Mas dona Bibi não ficou assustada com a dupla materialização em seu quarto, sempre vira São Jorge e Ogum como pessoas vivas, de carne e osso, com quem conversava.
– Que bom que vieram! – exclamou. – Minha netinha está com um problema. A prenda andou se fresqueando com um peão no bolicho e…
Peão? Bolicho? A divindade e o santo acharam estranho, sabiam que as netas de dona Bibi eram urbanas até a medula. O africano perguntou o nome da moça, a avó disse, ele voou para investigar. Voltou uns dois segundos depois, nem deu pra notar sua ausência.
– … e agora o bagual tá fazendo ela chorar. Bah!
– Olha, dona Bibi, verifiquei. A netinha é mulher feita, tem 25 anos…
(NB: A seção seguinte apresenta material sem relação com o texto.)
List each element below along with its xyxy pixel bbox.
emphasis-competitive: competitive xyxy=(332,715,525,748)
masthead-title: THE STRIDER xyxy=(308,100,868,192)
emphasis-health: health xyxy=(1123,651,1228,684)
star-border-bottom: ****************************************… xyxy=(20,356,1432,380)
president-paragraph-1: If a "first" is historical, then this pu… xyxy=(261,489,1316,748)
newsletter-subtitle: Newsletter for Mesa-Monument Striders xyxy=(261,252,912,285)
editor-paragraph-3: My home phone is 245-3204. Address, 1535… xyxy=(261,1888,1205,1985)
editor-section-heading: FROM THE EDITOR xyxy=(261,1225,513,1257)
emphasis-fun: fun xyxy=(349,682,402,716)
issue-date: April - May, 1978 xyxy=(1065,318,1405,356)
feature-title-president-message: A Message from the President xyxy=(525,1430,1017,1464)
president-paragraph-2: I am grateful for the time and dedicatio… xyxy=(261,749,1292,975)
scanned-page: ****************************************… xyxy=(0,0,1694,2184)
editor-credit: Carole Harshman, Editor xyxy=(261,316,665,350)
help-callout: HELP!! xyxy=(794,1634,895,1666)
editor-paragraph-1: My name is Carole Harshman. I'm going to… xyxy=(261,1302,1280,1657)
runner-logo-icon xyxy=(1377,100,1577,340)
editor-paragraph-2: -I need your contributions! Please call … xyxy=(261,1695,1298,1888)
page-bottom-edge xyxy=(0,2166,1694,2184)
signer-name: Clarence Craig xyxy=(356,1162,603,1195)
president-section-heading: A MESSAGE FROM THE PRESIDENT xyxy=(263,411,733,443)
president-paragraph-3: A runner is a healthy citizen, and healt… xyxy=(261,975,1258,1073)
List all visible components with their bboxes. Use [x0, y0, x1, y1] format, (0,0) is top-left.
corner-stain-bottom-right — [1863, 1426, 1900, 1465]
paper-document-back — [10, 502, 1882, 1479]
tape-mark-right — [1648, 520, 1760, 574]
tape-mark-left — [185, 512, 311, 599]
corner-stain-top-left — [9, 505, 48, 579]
– É isso. Uma menininha – insistiu a avó.
– … e o cara é um escritor. Bem mais velho que ela, aliás.
– Escritor gaúcho… Bah! – escarneceu a velha. – Escritor gaúcho bom, só o Erico, de O tempo e o vento, que criou uma personagem chamada Bibiana, sempre me identifiquei com a minha xará – Tomou fôlego e prosseguiu. – Dizem que o piá dele, um tal de Luiz Fernando, também escreve bem. Não posso garantir, nunca li.
– Mas o que aconteceu? – perguntou são Jorge.
– Não sei os detalhes, mas minha menininha tem chorado por causa desse peão – e continuou rápido. – Já sei, não é peão, é escritor, tudo igual. O gaúcho gosta do pingo, do cusco, da gaita, da china e da prenda, nessa ordem. Minha netinha é a prenda.
– Ah, problemas amorosos – disse o santo – e traduziu para o deus do candomblé a ordem das preferências gauchescas: o cavalo, o cachorro, o acordeão, a mulher pra transar e a moça pra casar. Em seguida, perguntou a dona Bibi o que deveriam fazer.
– Bah, façam o que acharem melhor – e, num tom inflexível. – Eu, por mim, cortava o mal pela raiz.
Na mesma noite, um escritor devasso de Porto Alegre levou uma lançada de São Jorge pelo rabo que lhe dilacerou a próstata, enquanto as ferramentas de ferro do senhor Ogum lhe removiam os testículos. Tudo no plano astral, é claro; mas o efeito no corpo do vivente foi uma moleza ampla, geral e irrestrita.